Joltage, one of the new WiFi access companies, now have their first UK access point in Purton, a small Wiltshire village a mile west of Swindon.
The Joltage service works by owners of broadband connections attaching WiFi kit to it and allowing roaming WiFi users in the local area to use their connection. The roaming WiFi users pays $25/month Joltage for the privilege and the base station owner gets paid for usage of each packet.
A seemingly neat arrangement, but currently there are two problems for Joltage. Firstly it is illegal in the UK to commercially exploit the 2.4GHz band that WiFi runs on. Secondarily, reselling ADSL is against the terms and conditions of service.

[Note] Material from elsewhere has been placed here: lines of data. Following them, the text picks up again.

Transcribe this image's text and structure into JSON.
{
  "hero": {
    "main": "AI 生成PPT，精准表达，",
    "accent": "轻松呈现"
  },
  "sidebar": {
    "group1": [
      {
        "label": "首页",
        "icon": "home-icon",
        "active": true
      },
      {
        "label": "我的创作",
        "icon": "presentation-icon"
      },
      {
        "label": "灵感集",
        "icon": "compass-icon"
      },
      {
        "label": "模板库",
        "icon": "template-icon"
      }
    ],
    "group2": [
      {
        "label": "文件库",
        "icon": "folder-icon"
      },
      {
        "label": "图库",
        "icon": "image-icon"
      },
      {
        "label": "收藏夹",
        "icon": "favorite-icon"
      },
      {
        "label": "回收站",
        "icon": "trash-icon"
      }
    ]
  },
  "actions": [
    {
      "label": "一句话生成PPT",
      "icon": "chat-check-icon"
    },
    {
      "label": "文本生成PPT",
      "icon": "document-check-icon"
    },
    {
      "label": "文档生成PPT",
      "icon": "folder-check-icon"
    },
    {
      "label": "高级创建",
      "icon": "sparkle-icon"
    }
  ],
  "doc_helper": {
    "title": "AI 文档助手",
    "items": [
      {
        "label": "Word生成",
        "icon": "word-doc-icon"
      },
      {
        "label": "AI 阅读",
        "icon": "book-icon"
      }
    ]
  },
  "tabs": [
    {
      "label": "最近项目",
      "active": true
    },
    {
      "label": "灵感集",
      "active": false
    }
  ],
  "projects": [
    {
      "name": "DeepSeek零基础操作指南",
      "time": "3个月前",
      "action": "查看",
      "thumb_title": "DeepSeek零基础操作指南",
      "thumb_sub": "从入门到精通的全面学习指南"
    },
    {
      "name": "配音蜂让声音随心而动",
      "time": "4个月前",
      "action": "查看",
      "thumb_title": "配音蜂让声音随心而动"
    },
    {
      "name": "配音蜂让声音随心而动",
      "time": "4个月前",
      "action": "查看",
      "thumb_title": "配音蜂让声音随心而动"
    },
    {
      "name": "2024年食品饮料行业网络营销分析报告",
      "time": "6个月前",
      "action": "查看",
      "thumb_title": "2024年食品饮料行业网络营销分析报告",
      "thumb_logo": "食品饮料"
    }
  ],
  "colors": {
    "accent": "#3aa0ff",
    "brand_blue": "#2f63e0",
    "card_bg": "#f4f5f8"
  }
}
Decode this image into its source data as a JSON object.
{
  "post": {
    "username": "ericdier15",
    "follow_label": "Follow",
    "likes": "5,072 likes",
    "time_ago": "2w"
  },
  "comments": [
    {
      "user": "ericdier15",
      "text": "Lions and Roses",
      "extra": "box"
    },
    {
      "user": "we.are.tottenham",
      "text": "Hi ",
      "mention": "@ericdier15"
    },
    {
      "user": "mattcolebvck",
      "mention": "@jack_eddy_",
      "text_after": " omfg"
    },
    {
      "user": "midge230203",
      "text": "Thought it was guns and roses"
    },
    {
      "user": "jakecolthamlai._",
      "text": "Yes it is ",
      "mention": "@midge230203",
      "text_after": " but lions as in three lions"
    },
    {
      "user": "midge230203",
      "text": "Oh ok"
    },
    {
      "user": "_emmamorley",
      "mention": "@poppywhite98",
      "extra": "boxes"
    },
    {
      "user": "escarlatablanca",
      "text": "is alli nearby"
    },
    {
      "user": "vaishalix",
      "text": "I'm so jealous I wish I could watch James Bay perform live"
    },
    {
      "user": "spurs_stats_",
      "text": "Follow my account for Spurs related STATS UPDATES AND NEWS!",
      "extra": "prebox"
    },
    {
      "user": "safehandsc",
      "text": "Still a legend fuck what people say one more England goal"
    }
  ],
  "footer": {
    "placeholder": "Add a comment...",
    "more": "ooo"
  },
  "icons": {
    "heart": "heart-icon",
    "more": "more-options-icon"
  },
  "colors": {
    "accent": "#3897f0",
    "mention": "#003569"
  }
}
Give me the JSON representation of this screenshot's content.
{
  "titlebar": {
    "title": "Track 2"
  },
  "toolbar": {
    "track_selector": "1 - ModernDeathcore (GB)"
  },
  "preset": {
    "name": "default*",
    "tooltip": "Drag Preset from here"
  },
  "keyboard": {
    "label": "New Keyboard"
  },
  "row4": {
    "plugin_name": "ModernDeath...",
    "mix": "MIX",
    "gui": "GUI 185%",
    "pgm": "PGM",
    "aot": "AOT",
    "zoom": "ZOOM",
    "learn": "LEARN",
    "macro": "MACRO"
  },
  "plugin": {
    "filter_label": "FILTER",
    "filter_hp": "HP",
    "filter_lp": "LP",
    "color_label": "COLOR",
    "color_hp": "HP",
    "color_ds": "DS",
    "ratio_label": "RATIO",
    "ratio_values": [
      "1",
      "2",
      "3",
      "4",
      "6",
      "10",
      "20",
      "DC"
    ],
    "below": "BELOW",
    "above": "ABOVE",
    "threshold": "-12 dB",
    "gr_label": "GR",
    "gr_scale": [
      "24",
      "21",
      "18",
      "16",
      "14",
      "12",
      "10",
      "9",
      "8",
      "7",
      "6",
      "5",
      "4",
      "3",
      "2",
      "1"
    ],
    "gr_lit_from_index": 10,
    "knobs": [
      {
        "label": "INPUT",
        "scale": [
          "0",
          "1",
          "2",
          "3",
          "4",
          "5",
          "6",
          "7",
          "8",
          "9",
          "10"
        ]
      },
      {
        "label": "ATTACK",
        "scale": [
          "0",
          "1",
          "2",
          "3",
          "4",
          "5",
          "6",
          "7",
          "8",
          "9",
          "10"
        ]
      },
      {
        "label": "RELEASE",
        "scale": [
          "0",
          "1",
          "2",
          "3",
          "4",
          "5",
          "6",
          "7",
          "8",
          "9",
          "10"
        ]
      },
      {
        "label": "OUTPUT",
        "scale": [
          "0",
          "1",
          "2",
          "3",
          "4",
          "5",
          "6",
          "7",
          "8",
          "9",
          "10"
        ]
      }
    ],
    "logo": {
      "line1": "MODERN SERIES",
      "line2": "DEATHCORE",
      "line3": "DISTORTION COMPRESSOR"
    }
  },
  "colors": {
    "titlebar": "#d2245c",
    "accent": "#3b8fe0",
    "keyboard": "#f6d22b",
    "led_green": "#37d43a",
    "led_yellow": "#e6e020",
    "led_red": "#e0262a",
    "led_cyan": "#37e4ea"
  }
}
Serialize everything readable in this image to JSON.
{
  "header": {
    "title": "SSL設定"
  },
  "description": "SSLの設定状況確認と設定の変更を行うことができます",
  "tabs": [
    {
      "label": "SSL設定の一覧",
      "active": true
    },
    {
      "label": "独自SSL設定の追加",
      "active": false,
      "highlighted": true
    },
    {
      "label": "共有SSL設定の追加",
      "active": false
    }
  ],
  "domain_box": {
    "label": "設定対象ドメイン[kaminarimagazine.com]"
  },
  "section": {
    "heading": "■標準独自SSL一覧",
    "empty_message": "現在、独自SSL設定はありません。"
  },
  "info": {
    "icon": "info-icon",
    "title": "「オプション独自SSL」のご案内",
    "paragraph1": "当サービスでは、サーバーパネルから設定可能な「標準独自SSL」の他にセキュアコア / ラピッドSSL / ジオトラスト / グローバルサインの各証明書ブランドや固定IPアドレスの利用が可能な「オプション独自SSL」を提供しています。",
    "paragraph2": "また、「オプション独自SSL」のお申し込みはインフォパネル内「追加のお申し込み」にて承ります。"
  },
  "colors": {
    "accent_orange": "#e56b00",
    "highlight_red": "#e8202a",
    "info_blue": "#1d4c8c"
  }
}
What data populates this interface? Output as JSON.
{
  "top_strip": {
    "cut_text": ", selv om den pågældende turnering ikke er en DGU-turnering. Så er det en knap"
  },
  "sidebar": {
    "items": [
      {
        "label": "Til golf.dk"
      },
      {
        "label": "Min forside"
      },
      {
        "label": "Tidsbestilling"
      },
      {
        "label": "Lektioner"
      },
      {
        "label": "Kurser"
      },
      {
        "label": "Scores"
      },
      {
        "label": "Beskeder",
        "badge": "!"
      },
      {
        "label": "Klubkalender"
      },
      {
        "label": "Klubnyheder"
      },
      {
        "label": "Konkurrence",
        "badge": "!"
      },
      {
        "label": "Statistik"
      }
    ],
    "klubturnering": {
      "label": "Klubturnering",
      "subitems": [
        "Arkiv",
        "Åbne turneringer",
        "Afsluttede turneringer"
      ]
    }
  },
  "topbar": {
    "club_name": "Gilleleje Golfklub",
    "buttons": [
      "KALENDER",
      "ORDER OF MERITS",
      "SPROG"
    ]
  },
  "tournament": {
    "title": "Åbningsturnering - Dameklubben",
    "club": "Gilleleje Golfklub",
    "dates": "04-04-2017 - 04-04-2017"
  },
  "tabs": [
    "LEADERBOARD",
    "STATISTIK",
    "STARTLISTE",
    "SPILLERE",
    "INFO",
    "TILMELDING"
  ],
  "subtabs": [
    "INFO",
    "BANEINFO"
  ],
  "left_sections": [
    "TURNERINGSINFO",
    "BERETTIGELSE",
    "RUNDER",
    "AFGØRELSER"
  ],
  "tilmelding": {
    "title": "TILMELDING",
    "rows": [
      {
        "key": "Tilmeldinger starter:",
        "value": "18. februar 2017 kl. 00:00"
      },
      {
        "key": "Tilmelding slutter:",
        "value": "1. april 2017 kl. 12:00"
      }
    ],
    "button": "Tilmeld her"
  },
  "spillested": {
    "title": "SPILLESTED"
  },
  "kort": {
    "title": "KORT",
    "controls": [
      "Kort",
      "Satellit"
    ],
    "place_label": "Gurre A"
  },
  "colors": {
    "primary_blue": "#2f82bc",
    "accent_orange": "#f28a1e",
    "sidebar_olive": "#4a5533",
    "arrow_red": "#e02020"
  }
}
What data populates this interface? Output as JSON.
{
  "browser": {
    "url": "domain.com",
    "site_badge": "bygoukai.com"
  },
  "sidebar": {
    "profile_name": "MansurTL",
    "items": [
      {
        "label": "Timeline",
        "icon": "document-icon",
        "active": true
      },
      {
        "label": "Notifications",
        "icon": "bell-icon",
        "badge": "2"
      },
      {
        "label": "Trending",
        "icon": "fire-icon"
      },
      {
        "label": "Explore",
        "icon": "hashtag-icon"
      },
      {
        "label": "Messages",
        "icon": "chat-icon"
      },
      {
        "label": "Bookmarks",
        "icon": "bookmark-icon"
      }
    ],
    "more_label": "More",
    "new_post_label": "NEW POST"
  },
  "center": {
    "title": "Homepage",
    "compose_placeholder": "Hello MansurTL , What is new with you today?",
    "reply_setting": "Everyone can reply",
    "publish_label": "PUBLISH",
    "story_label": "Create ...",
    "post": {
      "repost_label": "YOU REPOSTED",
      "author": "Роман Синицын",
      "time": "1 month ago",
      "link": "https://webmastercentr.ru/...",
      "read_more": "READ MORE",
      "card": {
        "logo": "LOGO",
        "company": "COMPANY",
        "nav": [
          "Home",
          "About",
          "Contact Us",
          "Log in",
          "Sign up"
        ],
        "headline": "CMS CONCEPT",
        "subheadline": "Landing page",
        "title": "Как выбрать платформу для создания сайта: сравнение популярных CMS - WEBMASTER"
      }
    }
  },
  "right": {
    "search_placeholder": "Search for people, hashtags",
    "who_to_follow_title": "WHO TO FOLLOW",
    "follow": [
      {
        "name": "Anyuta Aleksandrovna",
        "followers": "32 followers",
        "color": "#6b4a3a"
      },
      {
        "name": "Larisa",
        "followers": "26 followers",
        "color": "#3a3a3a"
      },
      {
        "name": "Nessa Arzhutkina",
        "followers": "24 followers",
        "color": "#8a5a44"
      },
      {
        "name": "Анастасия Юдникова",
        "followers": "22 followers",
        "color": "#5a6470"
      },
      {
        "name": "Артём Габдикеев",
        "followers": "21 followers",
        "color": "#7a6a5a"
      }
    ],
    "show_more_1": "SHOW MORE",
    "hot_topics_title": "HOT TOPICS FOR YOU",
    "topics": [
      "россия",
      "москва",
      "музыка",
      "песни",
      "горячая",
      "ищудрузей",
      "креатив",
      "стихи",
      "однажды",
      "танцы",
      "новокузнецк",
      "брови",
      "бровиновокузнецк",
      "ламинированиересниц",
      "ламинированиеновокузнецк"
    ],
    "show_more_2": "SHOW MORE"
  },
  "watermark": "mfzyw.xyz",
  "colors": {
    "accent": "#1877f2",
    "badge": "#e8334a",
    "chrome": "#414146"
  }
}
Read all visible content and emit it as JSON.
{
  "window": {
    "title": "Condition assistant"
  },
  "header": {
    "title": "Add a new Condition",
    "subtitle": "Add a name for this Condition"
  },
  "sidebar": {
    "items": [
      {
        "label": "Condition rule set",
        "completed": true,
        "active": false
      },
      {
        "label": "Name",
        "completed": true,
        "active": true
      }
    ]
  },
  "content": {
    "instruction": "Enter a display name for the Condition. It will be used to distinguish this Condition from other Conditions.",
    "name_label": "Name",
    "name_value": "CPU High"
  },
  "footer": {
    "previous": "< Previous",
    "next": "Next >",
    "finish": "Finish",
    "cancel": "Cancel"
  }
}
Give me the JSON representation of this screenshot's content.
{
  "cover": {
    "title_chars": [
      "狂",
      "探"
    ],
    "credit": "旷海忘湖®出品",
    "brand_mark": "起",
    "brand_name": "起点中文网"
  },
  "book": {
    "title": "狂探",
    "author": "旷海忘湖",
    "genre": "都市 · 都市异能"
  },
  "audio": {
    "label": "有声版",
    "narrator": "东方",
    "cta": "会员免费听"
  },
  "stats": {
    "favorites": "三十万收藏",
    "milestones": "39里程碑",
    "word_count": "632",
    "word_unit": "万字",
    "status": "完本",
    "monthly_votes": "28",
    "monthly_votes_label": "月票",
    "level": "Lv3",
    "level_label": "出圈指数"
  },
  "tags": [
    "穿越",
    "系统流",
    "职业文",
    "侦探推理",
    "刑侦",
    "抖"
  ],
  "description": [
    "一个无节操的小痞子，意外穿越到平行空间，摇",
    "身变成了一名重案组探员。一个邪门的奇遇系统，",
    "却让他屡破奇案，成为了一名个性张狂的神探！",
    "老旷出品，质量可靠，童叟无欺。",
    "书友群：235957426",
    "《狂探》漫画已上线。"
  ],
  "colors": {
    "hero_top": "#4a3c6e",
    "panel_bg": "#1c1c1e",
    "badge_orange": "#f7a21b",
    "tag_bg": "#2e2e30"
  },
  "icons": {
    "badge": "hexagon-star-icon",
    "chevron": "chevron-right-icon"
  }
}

The idea behind Joltage has been running since October 2000 in the UK by a collective, consume.net, who freely share their bandwidth, making it completely legal, as neither of the problems above are triggered. Being a collective they don’t have a marketing budget but do have huge amounts of enthusiasm to see the service succeed. I’ve been watching the progress of consume.net since early 2001 and have been impressed at the way they’ve continued to improve and expand the service.
A Swedish government Minister has called for government subsidies for broadband access bringing the price to E22-23/month.
I’ve written here in glowing terms about the theory and features of the Moxi Media Centre. Back in March Diego bought Moxi and they’ve now reported receiving a positive from the cable industry at the National Cable and Telecommunications Association (NCTA) annual tradeshow in New Orleans. Motorola showed their Moxi based “Broadband Media Center’s”, the BMC8000 and 9000, which they are building under license.
They also reported their first sale to Charter Communications, the fourth largest cable company in the US, who will be deploying them in Fall this year. I’m sure there’s no coincidence that Paul Allen owns large portions of both Diego and Charter. He may succeed where his old business partner, Bill Gates, failed, in becoming THE household entertainment device.
After a challenge from US radio Webcasters to the level of fees they are being asked to pay for playing songs on their station (up to $1.40 per song heard by one thousand listeners). The Library of Congress, who decides these matters, has to deliver its final determination before 20 June.
Murmurs that the frequency that was/is used by ITV Digital in the UK could be sub-divided for wireless broadband access.
BBC Worldwide have just signed their first licensing deal for Interactive content with the Australian broadcaster ABC.
At E3, Microsoft announces details their online Multi-user broadband gaming network, “Xbox Live”. At just short of $50/year it will initially offer an “Xbox Communicator” – a mike for in game chatting with remote players. Making clear their commitment to the Xbox over the next five years they’ve also pledged a further $2Bn support budget.
BT’s offer to wave the £65 activation fee for new ADSL users has been extended until August 2002 from the end of May.
About eight years ago I remember when working on the product structure of the pre-launch of BT’s Wireplay service (Multi-user gaming service – great idea, badly executed, later sold on). One of our suggestions involved placing various charging items on the regular or ‘Blue bill’ and BT were very clear that this was and would only be allowed to be billed for phone charges – although they very much wanted to use it.
I was really surprised to see that Oftel recently gave BT the ability to charge their broadband services on the hallowed ‘Blue bill’. Freeserve can clearly see the advantage of BT having this and have blown a gasket.